Cryptography and the Economics of Supervisory Information: Balancing Transparency and Confidentiality
We elucidate the tradeoffs between transparency and confidentiality in the context of financial regulation. The structure of information in financial contexts creates incentives with a pervasive effect on financial institutions and their relationships. This includes supervisory institutions, which must balance the opposing forces of confidentiality and transparency that arise from their examination and disclosure duties. Prudential supervision can expose confidential information to examiners who have a duty to protect it. Disclosure policies work to reduce information asymmetries, empowering investors and fostering market discipline. The resulting confidentiality/transparency dichotomy tends to push supervisory information policies to one extreme or the other.

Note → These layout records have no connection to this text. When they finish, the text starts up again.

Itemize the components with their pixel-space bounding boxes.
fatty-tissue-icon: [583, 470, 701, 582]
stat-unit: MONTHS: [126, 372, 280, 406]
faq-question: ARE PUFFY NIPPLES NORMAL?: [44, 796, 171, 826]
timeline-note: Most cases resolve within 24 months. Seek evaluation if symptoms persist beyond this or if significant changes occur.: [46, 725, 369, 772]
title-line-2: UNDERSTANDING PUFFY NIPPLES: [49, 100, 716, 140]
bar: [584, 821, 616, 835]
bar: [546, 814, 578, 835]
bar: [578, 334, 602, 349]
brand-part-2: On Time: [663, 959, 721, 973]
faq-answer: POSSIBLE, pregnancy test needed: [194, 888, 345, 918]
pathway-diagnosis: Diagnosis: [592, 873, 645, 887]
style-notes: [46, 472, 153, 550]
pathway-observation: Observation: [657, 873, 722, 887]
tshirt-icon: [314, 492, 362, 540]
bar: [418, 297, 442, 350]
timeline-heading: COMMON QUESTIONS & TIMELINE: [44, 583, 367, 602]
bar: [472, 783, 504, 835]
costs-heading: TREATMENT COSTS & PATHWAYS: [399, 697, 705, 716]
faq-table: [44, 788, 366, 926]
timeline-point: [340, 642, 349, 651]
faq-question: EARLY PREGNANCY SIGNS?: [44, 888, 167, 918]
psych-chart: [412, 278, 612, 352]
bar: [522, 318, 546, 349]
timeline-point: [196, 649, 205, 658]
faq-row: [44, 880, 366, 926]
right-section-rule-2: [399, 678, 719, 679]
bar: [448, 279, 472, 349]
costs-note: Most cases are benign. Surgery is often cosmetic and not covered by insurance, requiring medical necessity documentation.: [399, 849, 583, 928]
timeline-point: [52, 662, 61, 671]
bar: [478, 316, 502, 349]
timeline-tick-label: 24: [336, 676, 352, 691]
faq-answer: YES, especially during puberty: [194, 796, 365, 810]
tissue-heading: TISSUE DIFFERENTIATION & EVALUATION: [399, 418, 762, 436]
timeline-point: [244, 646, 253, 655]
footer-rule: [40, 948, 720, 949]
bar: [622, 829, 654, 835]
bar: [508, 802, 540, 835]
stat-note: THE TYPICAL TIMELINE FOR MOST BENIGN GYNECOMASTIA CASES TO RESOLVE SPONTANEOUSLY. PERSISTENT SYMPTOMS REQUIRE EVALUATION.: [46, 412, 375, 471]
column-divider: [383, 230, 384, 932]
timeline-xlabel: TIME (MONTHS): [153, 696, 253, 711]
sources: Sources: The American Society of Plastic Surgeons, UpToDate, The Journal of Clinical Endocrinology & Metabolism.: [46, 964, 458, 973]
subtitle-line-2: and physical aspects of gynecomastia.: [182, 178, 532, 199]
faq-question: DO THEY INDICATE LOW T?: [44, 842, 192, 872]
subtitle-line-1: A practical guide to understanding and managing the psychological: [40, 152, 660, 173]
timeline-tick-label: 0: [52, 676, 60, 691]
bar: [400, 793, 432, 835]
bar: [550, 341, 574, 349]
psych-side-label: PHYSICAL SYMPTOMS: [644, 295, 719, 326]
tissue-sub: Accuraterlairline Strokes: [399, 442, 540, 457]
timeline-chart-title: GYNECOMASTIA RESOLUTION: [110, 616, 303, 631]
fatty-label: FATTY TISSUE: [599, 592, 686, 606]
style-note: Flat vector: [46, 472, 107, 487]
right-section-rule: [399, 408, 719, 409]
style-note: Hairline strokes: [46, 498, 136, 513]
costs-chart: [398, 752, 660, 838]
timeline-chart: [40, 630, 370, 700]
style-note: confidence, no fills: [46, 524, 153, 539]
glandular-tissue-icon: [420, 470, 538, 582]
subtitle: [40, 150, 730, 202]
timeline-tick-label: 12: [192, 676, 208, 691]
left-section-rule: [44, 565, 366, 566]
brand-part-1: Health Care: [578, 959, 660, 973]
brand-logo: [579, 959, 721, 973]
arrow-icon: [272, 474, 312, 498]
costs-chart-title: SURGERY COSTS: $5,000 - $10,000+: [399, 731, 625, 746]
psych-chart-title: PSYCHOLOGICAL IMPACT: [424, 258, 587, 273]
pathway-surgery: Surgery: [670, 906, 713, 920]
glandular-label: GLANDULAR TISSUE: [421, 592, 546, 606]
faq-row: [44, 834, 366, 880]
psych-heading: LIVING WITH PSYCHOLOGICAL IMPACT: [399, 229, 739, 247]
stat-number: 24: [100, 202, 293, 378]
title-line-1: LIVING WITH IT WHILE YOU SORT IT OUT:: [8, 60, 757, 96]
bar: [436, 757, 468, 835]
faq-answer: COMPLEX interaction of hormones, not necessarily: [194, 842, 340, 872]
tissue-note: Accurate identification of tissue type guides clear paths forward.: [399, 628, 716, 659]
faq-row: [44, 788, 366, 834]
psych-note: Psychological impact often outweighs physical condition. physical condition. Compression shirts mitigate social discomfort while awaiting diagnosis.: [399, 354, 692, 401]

We argue that there are important intermediate cases in which limited information sharing would be welfare-improving, and that this can be achieved with careful use of new techniques from the fields of secure computation and statistical data privacy. We provide a broad overview of these new technologies. We also describe three specific usage scenarios where such beneficial solutions might be implemented.
Suggested citation: Flood, Mark, Jonathan Katz, Stephen Ong, and Adam Smith, 2013. “Cryptography and the Economics of Supervisory Information: Balancing Transparency and Confidentiality,” Federal Reserve Bank of Cleveland, Working Paper no. 13-11.